The moment Adin Ross realized he'd been scammed
The No-Man's Land of KOLs
Today’s crypto space has no real “central figures.” People no longer listen to KOLs—they even resent them.
I’ve asked in multiple communities, “Who’s your favorite KOL?” The answer was always: “None. They should all die.”
There isn’t even a clear “mainstream play” anymore—it’s more like the endgame of meme coins: no utility, just token launches. Every project competes for attention from the same small pool of funded traders.
The market’s extractive nature has reached its peak. Most traders are losing badly. The “no crying in the casino” mentality pushes people to bet their last dollars on coins with “one-in-a-thousand chance of mooning, nine-hundred-ninety-nine-in-a-thousand chance of rug-pulling.”
This is a tragic market. KOLs survive in this environment and make it worse—but we can’t blame them entirely. We elevated them, or rather, we allowed their rise.

They’re Playing Chess While We Watch the Show
When 99% of people in this space lack original opinions, the term “KOL” itself becomes a joke. They’re like feathers in the wind, pushed by wave after wave of traffic, with no independent thought.
When was the last time you saw honest advice—without hidden interests or engagement farming?
Every KOL mentioned in this article has blocked me.
Why? Because I think independently and speak the truth—threatening their “game.”
From my experience, people would rather block you than face the truth. Not seeing the harm they cause allows them to scam more comfortably.
But karma is real. “On-chain spirituality” (the idea that on-chain actions leave traces and good or bad deeds eventually return) isn’t empty talk. What you sow, you will reap.
At this point, further words are pointless.
The Future of KOLs
In crypto, nothing truly repeats—not narratives, not scams, not absurd dramas. History may echo, but never repeat exactly.
What comes next? I believe the market will shift toward “utility.” In the next cycle, talking won’t be enough. KOLs must actually build things—or at least invest real capital. Only then will power return to real builders, not pretenders.
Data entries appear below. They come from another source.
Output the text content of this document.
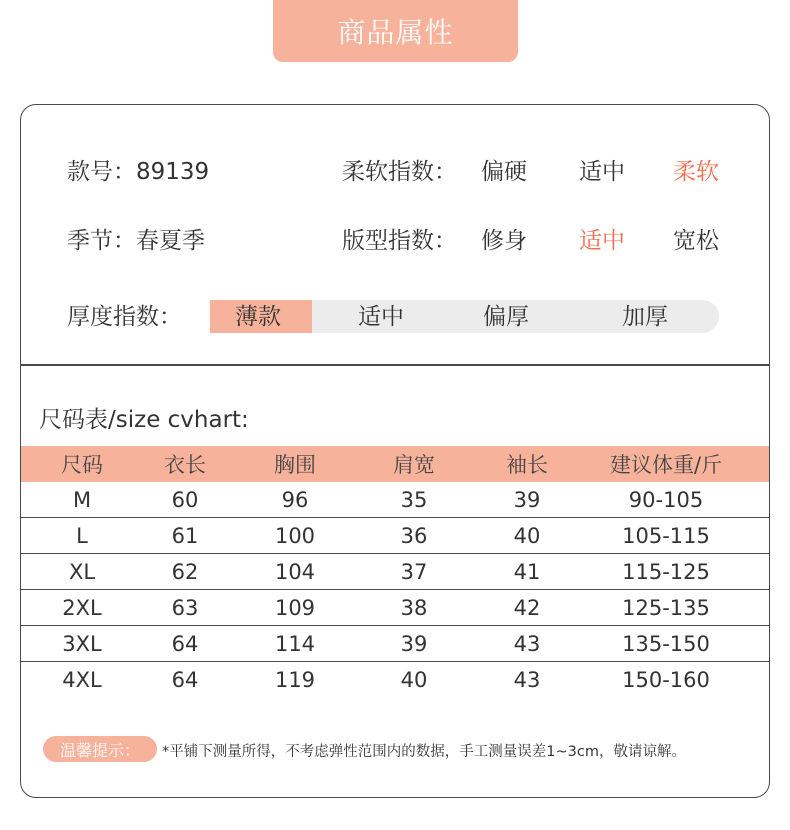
商品属性
款号：89139
季节：春夏季
柔软指数： 偏硬 适中 柔软
版型指数： 修身 适中 宽松
厚度指数： 薄款	适中	偏厚	加厚
尺码表/size cvhart:
尺码	衣长	胸围	肩宽	袖长	建议体重/斤
M	60	96	35	39	90-105
L	61	100	36	40	105-115
XL	62	104	37	41	115-125
2XL	63	109	38	42	125-135
3XL	64	114	39	43	135-150
4XL	64	119	40	43	150-160
温馨提示： *平铺下测量所得，不考虑弹性范围内的数据，手工测量误差1~3cm，敬请谅解。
I’ve noticed revenue from paid communities is declining. People are waking up and refusing to be harvested. Resistance against KOLs will grow stronger.
In the past, developers who rug-pulled received death threats. I’m not endorsing such extremes, but those threats did make developers think twice. We may not return to that, but the market will inevitably evolve into a “reputation-based system.” And that will change everything.